We moved into a nearby house to reassure residents and avoid more drones. The general was visibly shaken at the loss of the policeman backing up his unit’s advance.
We stayed for a while, drank tea and spoke to the children. I noticed the general and his troops always sought the comfort of speaking to children. It helped them recover from the horrors of war they were constantly experiencing. I too felt better – by just watching the ERD interact with kids. Everyone smiled.
Later that day I received a text from Col. Arkan asking when I planned to return to the Counter Terrorism Service. I told him I thought I could the next day, and I would get myself back to them.
That evening I told General Abbas I’d be going to the CTS the next day. He understood and thanked me for joining him and telling the story of the ERD.
I told him I’d been talking to a medical NGO from the U.S. called NYC Medics, and that they were looking to come to Mosul to establish a trauma stabilization point to help civilians and Iraqi forces.

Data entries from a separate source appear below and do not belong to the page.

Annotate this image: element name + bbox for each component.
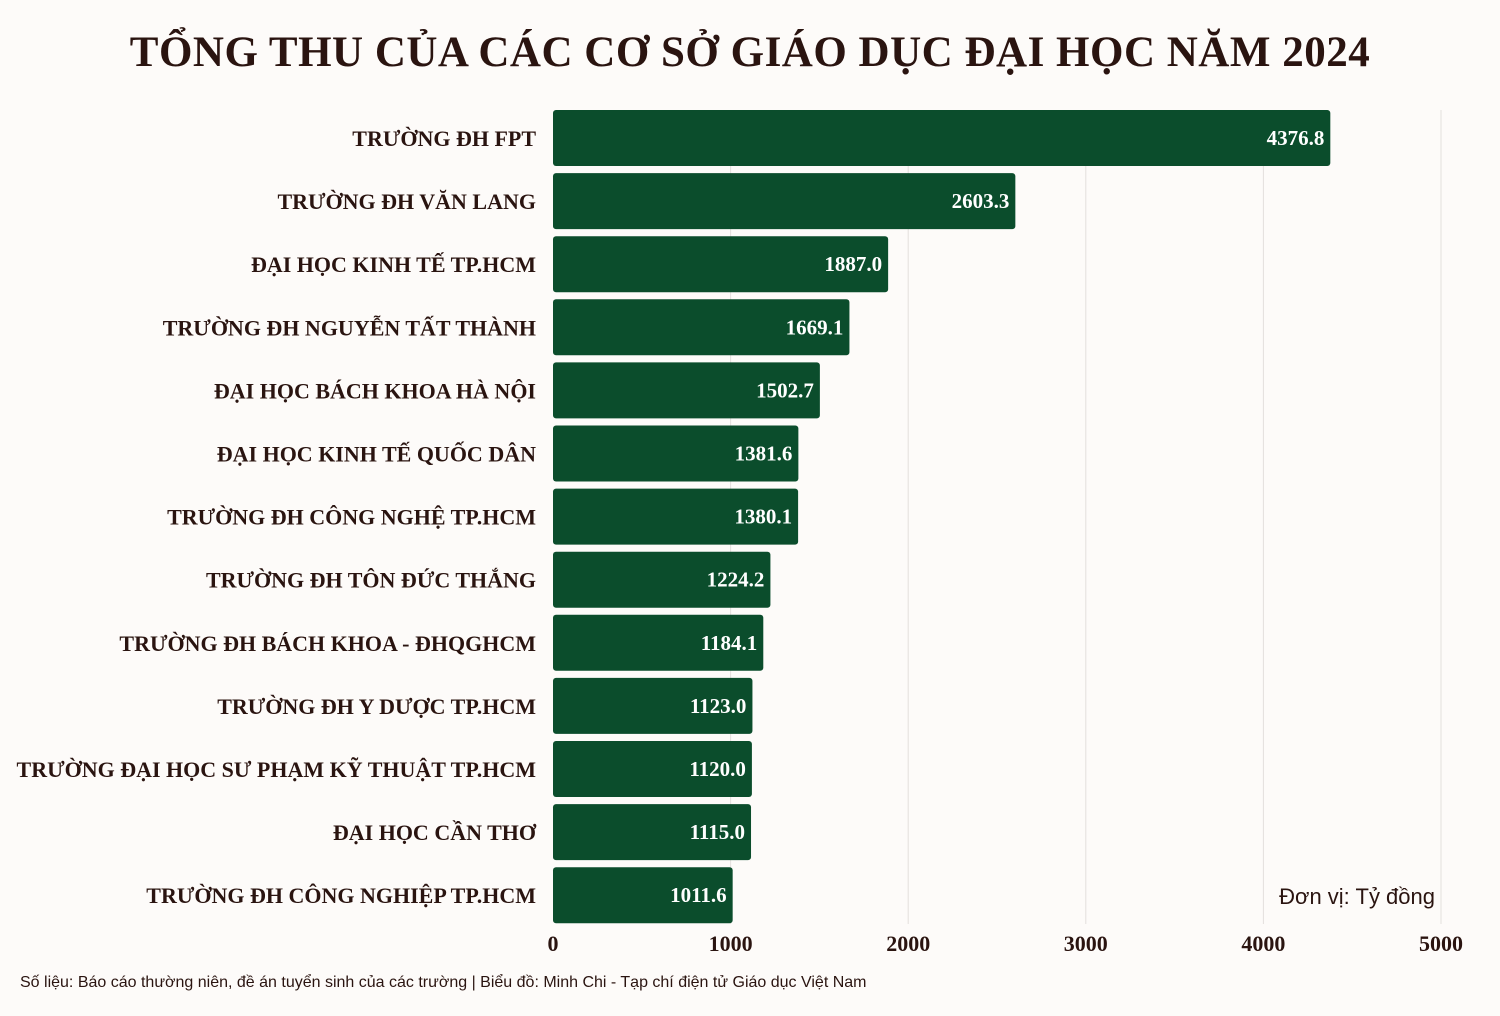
- bar: [553, 425, 799, 482]
- category-label: ĐẠI HỌC BÁCH KHOA HÀ NỘI: [214, 378, 536, 403]
- value-label: 1123.0: [690, 694, 747, 718]
- source-caption: Số liệu: Báo cáo thường niên, đề án tuyể…: [20, 974, 867, 991]
- bars: [553, 110, 1331, 924]
- x-tick-label: 2000: [886, 931, 930, 956]
- category-label: TRƯỜNG ĐH NGUYỄN TẤT THÀNH: [163, 315, 536, 340]
- bar: [553, 299, 850, 356]
- bar: [553, 173, 1016, 230]
- value-label: 4376.8: [1267, 126, 1325, 150]
- value-label: 1381.6: [735, 442, 793, 466]
- bar: [553, 362, 820, 419]
- value-label: 1669.1: [786, 315, 844, 339]
- bar: [553, 488, 799, 545]
- category-label: ĐẠI HỌC KINH TẾ QUỐC DÂN: [217, 442, 536, 467]
- value-labels: 4376.8 2603.3 1887.0 1669.1 1502.7 1381.6 1380…: [670, 126, 1324, 907]
- bar: [553, 804, 752, 861]
- bar: [553, 236, 889, 293]
- category-label: TRƯỜNG ĐH BÁCH KHOA - ĐHQGHCM: [119, 631, 536, 656]
- bar-chart: TRƯỜNG ĐH FPT TRƯỜNG ĐH VĂN LANG ĐẠI HỌC K…: [17, 110, 1464, 956]
- value-label: 1224.2: [707, 568, 765, 592]
- value-label: 2603.3: [952, 189, 1010, 213]
- category-label: TRƯỜNG ĐH Y DƯỢC TP.HCM: [217, 694, 536, 719]
- category-label: TRƯỜNG ĐẠI HỌC SƯ PHẠM KỸ THUẬT TP.HCM: [17, 757, 537, 782]
- x-tick-label: 0: [548, 931, 559, 956]
- bar: [553, 551, 771, 608]
- value-label: 1184.1: [701, 631, 758, 655]
- chart-title: TỔNG THU CỦA CÁC CƠ SỞ GIÁO DỤC ĐẠI HỌC …: [129, 29, 1371, 76]
- bar: [553, 110, 1331, 166]
- value-label: 1380.1: [734, 505, 792, 529]
- category-label: TRƯỜNG ĐH TÔN ĐỨC THẮNG: [206, 568, 536, 593]
- bar: [553, 614, 764, 671]
- bar: [553, 677, 753, 734]
- x-tick-label: 3000: [1064, 931, 1108, 956]
- unit-note: Đơn vị: Tỷ đồng: [1279, 884, 1435, 909]
- value-label: 1887.0: [824, 252, 882, 276]
- category-label: TRƯỜNG ĐH VĂN LANG: [277, 189, 536, 214]
- bar: [553, 741, 752, 797]
- x-tick-label: 5000: [1419, 931, 1463, 956]
- category-label: ĐẠI HỌC KINH TẾ TP.HCM: [251, 252, 536, 277]
- value-label: 1011.6: [670, 883, 727, 907]
- bar: [553, 867, 733, 924]
- category-label: TRƯỜNG ĐH FPT: [352, 126, 536, 151]
- category-label: ĐẠI HỌC CẦN THƠ: [333, 820, 537, 845]
- grid-lines: [730, 110, 1442, 924]
- x-tick-label: 4000: [1241, 931, 1285, 956]
- category-labels: TRƯỜNG ĐH FPT TRƯỜNG ĐH VĂN LANG ĐẠI HỌC K…: [17, 126, 537, 908]
- category-label: TRƯỜNG ĐH CÔNG NGHIỆP TP.HCM: [146, 883, 536, 908]
- value-label: 1502.7: [756, 378, 814, 402]
- x-tick-label: 1000: [709, 931, 753, 956]
- x-axis-ticks: 0 1000 2000 3000 4000 5000: [548, 931, 1464, 956]
- category-label: TRƯỜNG ĐH CÔNG NGHỆ TP.HCM: [167, 505, 536, 530]
- value-label: 1115.0: [690, 820, 745, 844]
- value-label: 1120.0: [689, 757, 746, 781]
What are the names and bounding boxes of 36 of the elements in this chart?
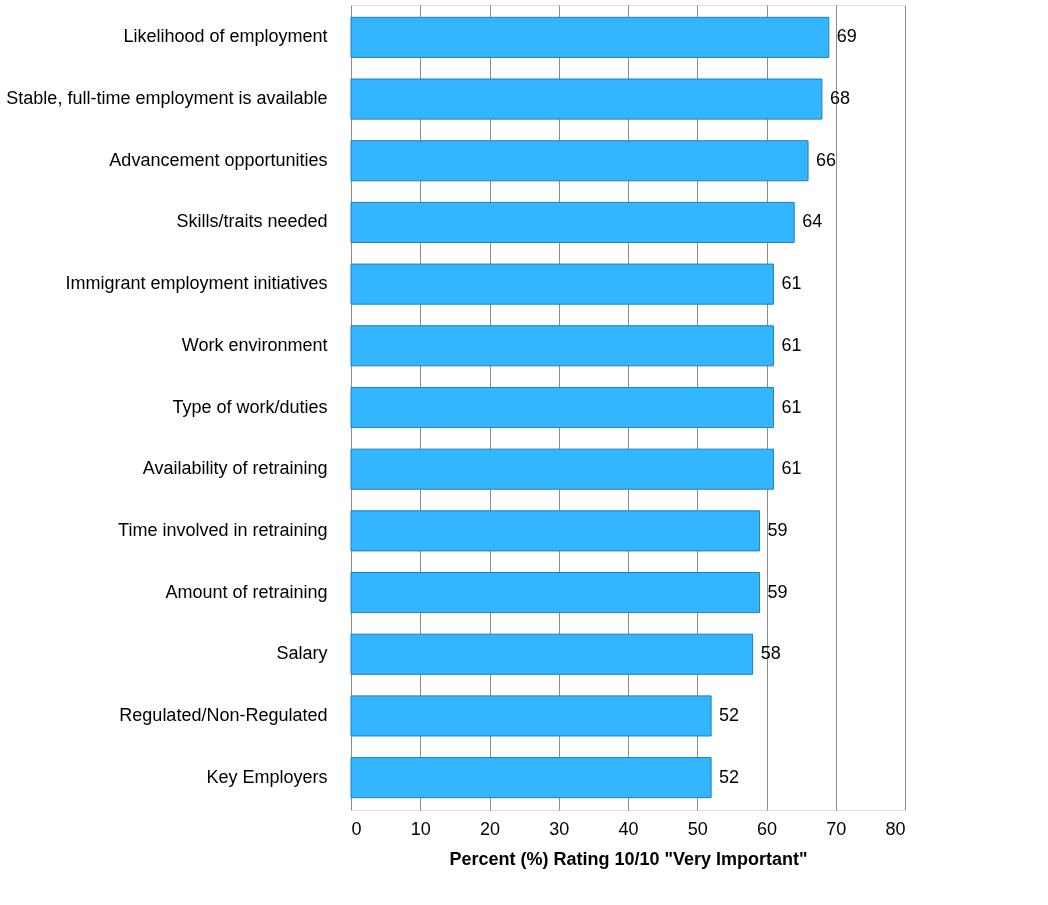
y-tick-label: Type of work/duties: [172, 396, 328, 417]
data-label: 59: [767, 519, 788, 540]
x-tick-label: 10: [410, 818, 431, 839]
x-tick-label: 30: [549, 818, 570, 839]
x-tick-label: 40: [618, 818, 639, 839]
y-tick-label: Immigrant employment initiatives: [65, 273, 328, 294]
x-tick-label: 60: [756, 818, 778, 839]
data-label: 66: [816, 149, 837, 170]
x-tick-label: 80: [885, 818, 906, 839]
data-label: 61: [781, 458, 802, 479]
data-label: 69: [836, 26, 857, 47]
y-tick-label: Skills/traits needed: [176, 211, 328, 232]
x-tick-label: 70: [826, 818, 847, 839]
x-tick-label: 20: [479, 818, 501, 839]
y-tick-label: Work environment: [181, 334, 328, 355]
data-label: 61: [781, 334, 802, 355]
data-label: 59: [767, 581, 788, 602]
data-label: 52: [719, 766, 740, 787]
data-label: 58: [760, 643, 781, 664]
data-label: 61: [781, 273, 802, 294]
data-label: 64: [802, 211, 823, 232]
y-tick-label: Availability of retraining: [142, 458, 328, 479]
data-label: 61: [781, 396, 802, 417]
y-tick-label: Advancement opportunities: [109, 149, 328, 170]
x-axis-title: Percent (%) Rating 10/10 "Very Important": [449, 848, 808, 869]
x-tick-label: 0: [351, 818, 362, 839]
y-tick-label: Amount of retraining: [165, 581, 328, 602]
y-tick-label: Stable, full-time employment is available: [6, 88, 328, 109]
y-tick-label: Salary: [276, 643, 328, 664]
data-label: 52: [719, 704, 740, 725]
x-tick-label: 50: [687, 818, 708, 839]
y-tick-label: Key Employers: [206, 766, 328, 787]
data-label: 68: [829, 88, 850, 109]
y-tick-label: Regulated/Non-Regulated: [119, 704, 328, 725]
y-tick-label: Likelihood of employment: [123, 26, 328, 47]
y-tick-label: Time involved in retraining: [118, 519, 328, 540]
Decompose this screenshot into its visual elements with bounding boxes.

They needed an Iraqi unit to be close to and protected by. I asked the general if he’d like a team of doctors and medics from the U.S. to join him if he could take care of them. He was grateful, and said to put them in touch with him, and that he would bring them into his perimeter.
This has since happened, and NYC Medics has been profiled for their heroic, lifesaving work many times in the media. Helping facilitate their embed with the ERD was my proudest accomplishment from the entire trip to Mosul.
The next day I stayed behind after breakfast as General Abbas rolled back to the front lines to continue the fight to liberate Mosul. He’s still at it, but now on the west side of the Tigris River in the densely packed Old City of Mosul. I keep up with him weekly on social media.
I had the same ERD driver who’d picked me up at the police checkpoint a few days earlier drive me all the way back to the CTS safehouse – this time skipping the handover at the checkpoint. I knew the way.
We halted at the CTS guard post on the road leading to the safehouse. I waved and told the guard I was General Haider’s friend and was going to his house. He recognized me and even knew the ERD driver!
“Maku Mushkela,” (No problem) he said.
Back at the safehouse I unpacked, changed out of the ERD uniform, donned the CTS uniform and waited for Haider and Arkan to return from their forward command post.
I noticed I wasn’t feeling so well and decided to take a nap. Might have been that glass of water I accepted the day before in the courtyard next to the suicide car bomb.